Keberhasilan memperbaiki peringkat dan memperbanyak raihan medali emas dari perhelatan 2017 layak diapresiasi. Apalagi, emas kali ini yang sebanyak 72 keping juga melampaui target 45 keping emas, yang lalu direvisi menjadi 60 keping.
Pencapaian kali ini juga diraih dengan komposisi kontingen yang sekitar 65 persen atlet muda, dengan pertimbangan regenerasi. Terkait regenerasi ini, Kementerian Pemuda dan Olahraga juga menetapkan SEA Games 2019 sebagai sasaran antara, menuju perhelatan multicabang berskala lebih besar, Asian Games dan Olimpiade.
Namun, fakta-fakta itu belum bisa membuat kita berpuas diri. Ada dua hal yang membuat Indonesia harus bekerja keras dalam pembinaan berkelanjutan atlet-atlet andalannya.
Pertama, ketertinggalan kita yang sungguh nyata di cabang-cabang Olimpiade. Di atletik, dari total 49 emas, tim Merah Putih hanya meraih lima emas, empat perak, dua perunggu. Dengan lima medali emas, Indonesia ada di urutan kelima klasemen medali cabang atletik. Perolehan kita tertinggal jauh dari Vietnam di puncak dengan 16 emas, 12 perak, 10 perunggu, disusul Thailand di peringkat kedua (12 emas, 11 perak, 12 perunggu).
Di cabang Olimpiade lain, akuatik disiplin renang, yang menyediakan 38 emas, Indonesia hanya meraih satu emas melalui I Gede Siman Sudartawa. Singapura terkuat di renang dengan 23 emas, 10 perak, dan 4 perunggu.

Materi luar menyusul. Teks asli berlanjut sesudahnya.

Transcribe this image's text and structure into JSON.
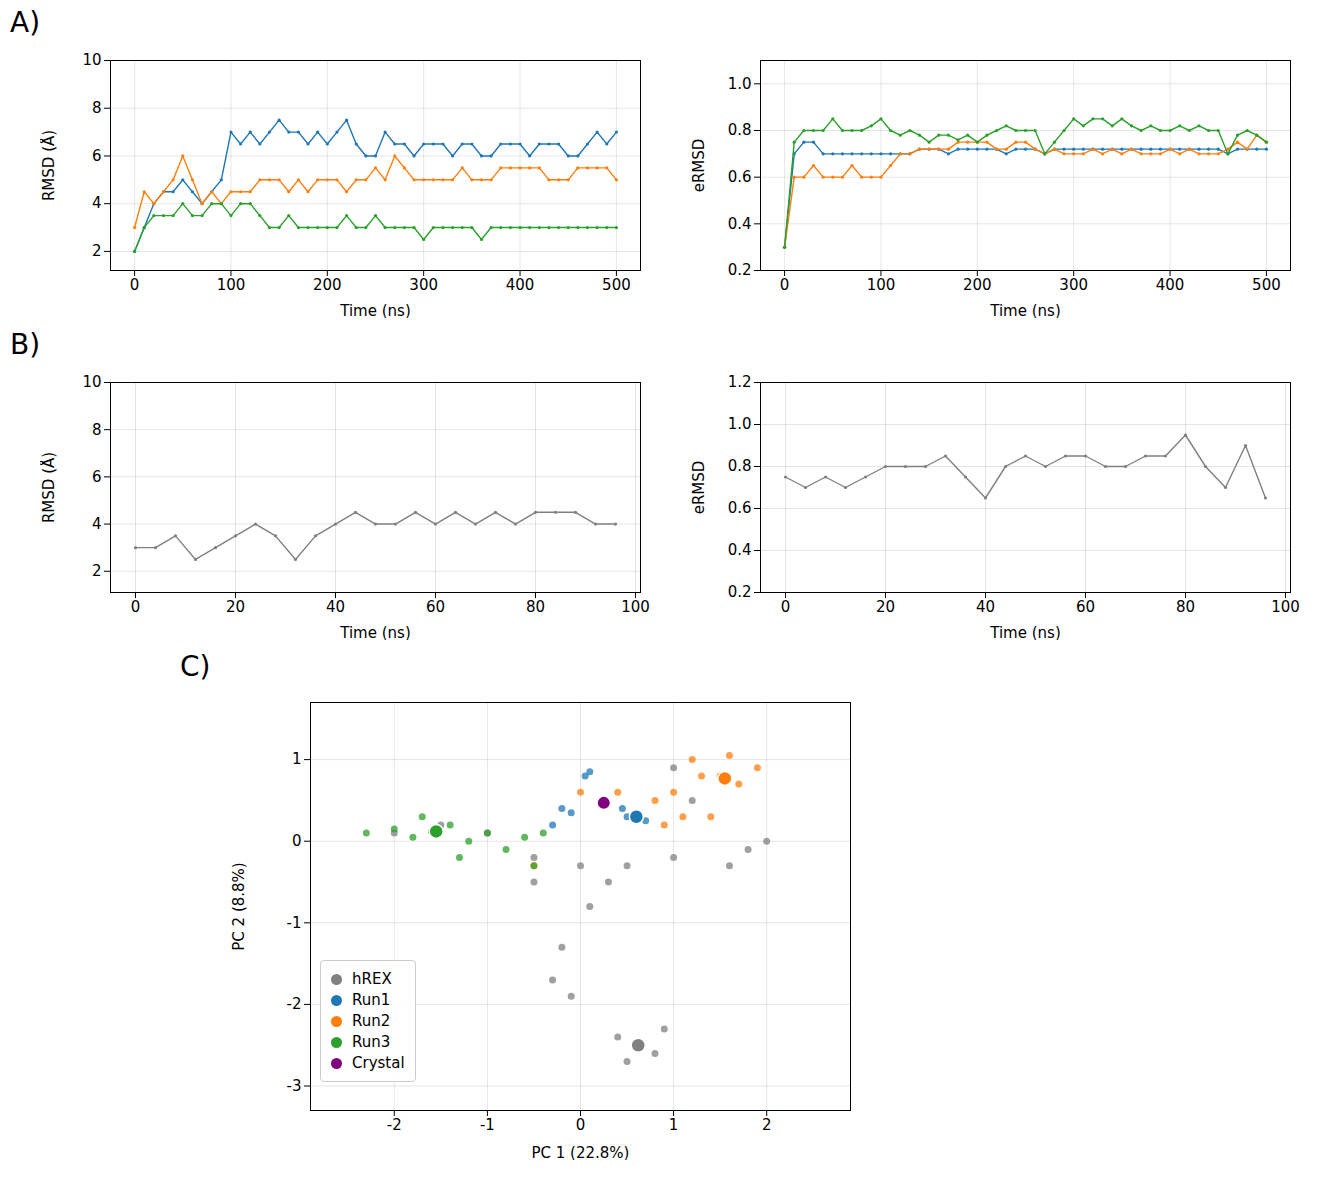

Mengapa kita tertinggal? Salah satunya karena keterlambatan kita dalam kaderisasi atlet di cabang Olimpiade. Sementara negara tetangga seperti Thailand, Vietnam, dan Singapura fokus membina atlet cabang dasar seperti atletik, senam, dan akuatik disiplin renang sejak sekitar tahun 2000.
Keterlambatan kita dalam kaderisasi di cabang Olimpiade itu berefek masalah kedua, yakni tumpuan kita pada atlet-atlet senior di nomor-nomor tertentu. Tiga emas atletik, misalnya, lahir dari Agus Prayogo yang sudah 34 tahun dan Maria Londa serta Hendro Yap yang sama-sama berusia 29 tahun. Emas semata wayang di renang juga dari Siman, yang diandalkan sejak SEA Games 2011.
Konsentrasi di cabang-cabang Olimpiade tak bisa ditunda lagi. Fokus pembinaan ini harus disertai penerapan ilmu pengetahuan keolahragaan (sport science), yang sudah jamak di banyak negara. Tak boleh terlupa, sejahterakan atlet sehingga olahragawan kita akan berlaga demi negara dengan persembahan terbaik.